J&J Shot’s Shelf Life Extended by FDA After Fear of Spoiling
(Bloomberg) -- Johnson & Johnson’s Covid-19 vaccine can be kept in a refrigerator for four and a half months, extending the shot’s shelf life by 50% as doses languish amid a slowing immunization campaign.
The company said in a statement that the Food and Drug Administration adopted the extension based on study data showing the vaccine is stable when refrigerated at 36 to 46 degrees Fahrenheit (2.2 to 7.8 degrees Celsius) for four and a half months. The FDA confirmed the adoption in an email.
As the U.S. vaccination effort slows, concern has been growing that some shots could spoil before they are used. About 1.1 million doses a day are being administered in the U.S., according to Bloomberg’s Vaccine Tracker, well below the daily peak of more than 3 million seen in April.
Organizations involved in the rollout, from CVS Health Corp. to Sanford Health to the Michigan Health & Hospital Association, said they have more J&J supply than they’ve been able to deploy as demand wanes.
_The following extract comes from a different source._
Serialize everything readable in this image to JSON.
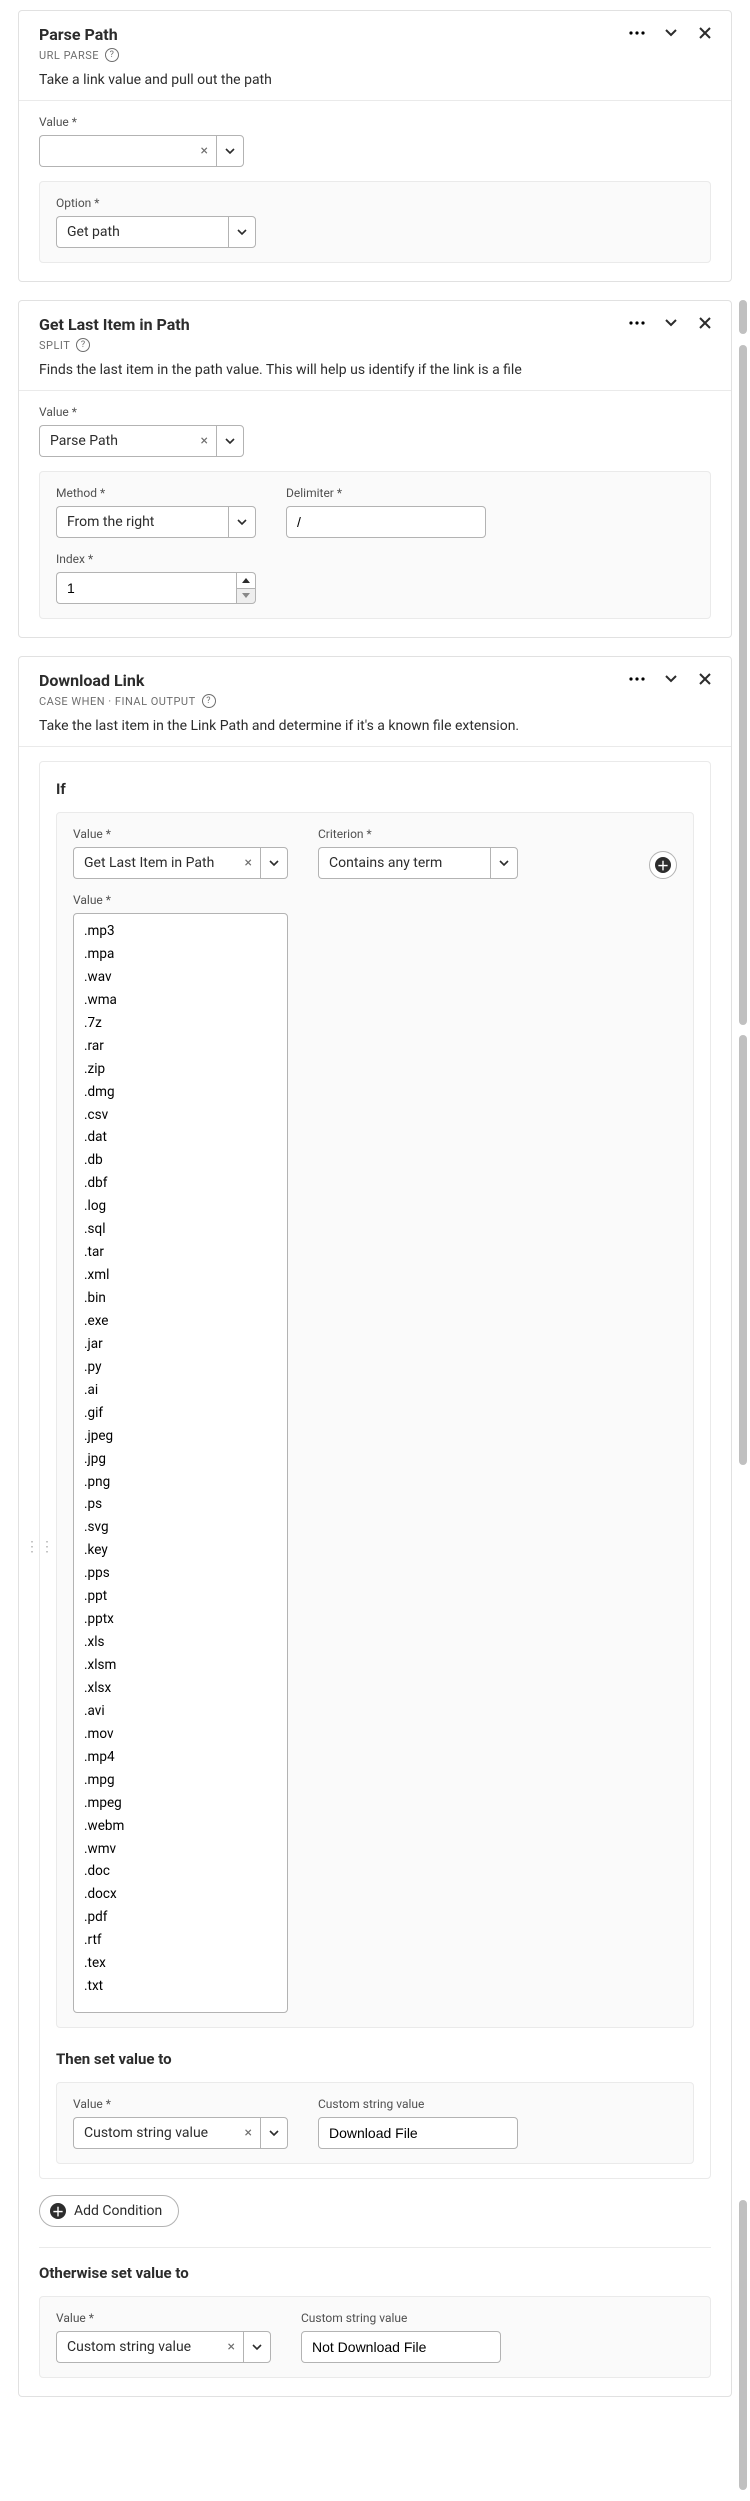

The groups had been exploring how to avoid waste as some J&J doses neared expiration at the end of June and in early July.
The FDA-adopted extension now comes as welcome news to many providers who are continuing -- slowly but surely -- to roll out the shot.
In Utah, Salt Lake County had roughly 8,000 J&J doses set to expire on June 23, said Rich Lakin, the state’s immunization manager, in an interview.
With the ticking clock pushing back another month-and-a-half, Utah will be well suited to hit President Joe Biden’s goal of having 70% of American adults vaccinated by the Fourth of July. “In Utah, some communities find the J&J option appealing,” he said.
Extending the shot’s shelf life will buy J&J some time to boost supply. The company has struggled to meet production targets after one of its most important contract manufacturers, Emergent BioSolutions Inc., was asked by U.S. regulators to stop making the vaccine’s underlying substance.
On April 16, the FDA demanded Emergent stop making any new materials and it quarantined the bulk drug substance already made. Earlier in the year, staff at an Emergent facility in Baltimore mixed up ingredients for the J&J shot and another developed by AstraZeneca Plc., prompting the companies to launch an internal investigation and the FDA to inspect the plant.
Though the inspection and Emergent’s subsequent remediation activities have since concluded, the U.S. health agency still hasn’t decided whether to allow Emergent to release ready-made doses of the J&J vaccine.
Until that clearance, J&J’s production capacity remains strained. The New Brunswick, New Jersey-based company had promised the U.S. 100 million doses by the end of June. The Biden administration wanted them by the end of May.
Louisiana Department of Health spokesman Kevin Litten and Utah’s Latkin said the states haven’t been getting new allocations of the J&J vaccine for weeks. Utah has turned to a federal pool of excess shots being shared by other states. Last week, the state ordered a small tranche of 2,500 doses.
It’s unclear how many new J&J vaccine doses will be needed for the U.S. to reach its immunization targets. Roughly 10 million J&J doses already delivered in the U.S. have yet to be administered, according to Centers for Disease Control and Prevention.
Some health-care providers continue to see interest in the J&J vaccine at the community level.
“We know there will be a role for the J&J vaccine moving forward,” said Nate Leedahl, manager of health system pharmacy at Sioux Falls, South Dakota-based Sanford Health, the largest provider of rural health care in the country. “When it comes to emergency departments, hospital discharges, we see a clear utility for the one-and-done option.
Not all providers are seeking shots beyond what they already have. Alabama is focusing on its existing stock, and has paused requests for more J&J vaccine, said state health officer Karen Landers.
In Georgia, the Gwinnett, Newton and Rockdale County Health Departments aren’t planning to order additional J&J doses due to lack of demand following a U.S.-mandated pause on administering the shot over a safety concern, said Chad Wasdin, the departments’ communications director.
The extended expiration date may allow the U.S. to keep its existing supply and donate future doses to low- and middle-income countries. The Biden administration has come under rising pressure to share the government’s stockpile with many nations still lacking vaccines.
The White House intends to buy 500 million doses of the Pfizer Inc.-BioNTech SE coronavirus vaccine to share internationally, Bloomberg reported on Wednesday, as the U.S. turns its attention to combating the pandemic globally.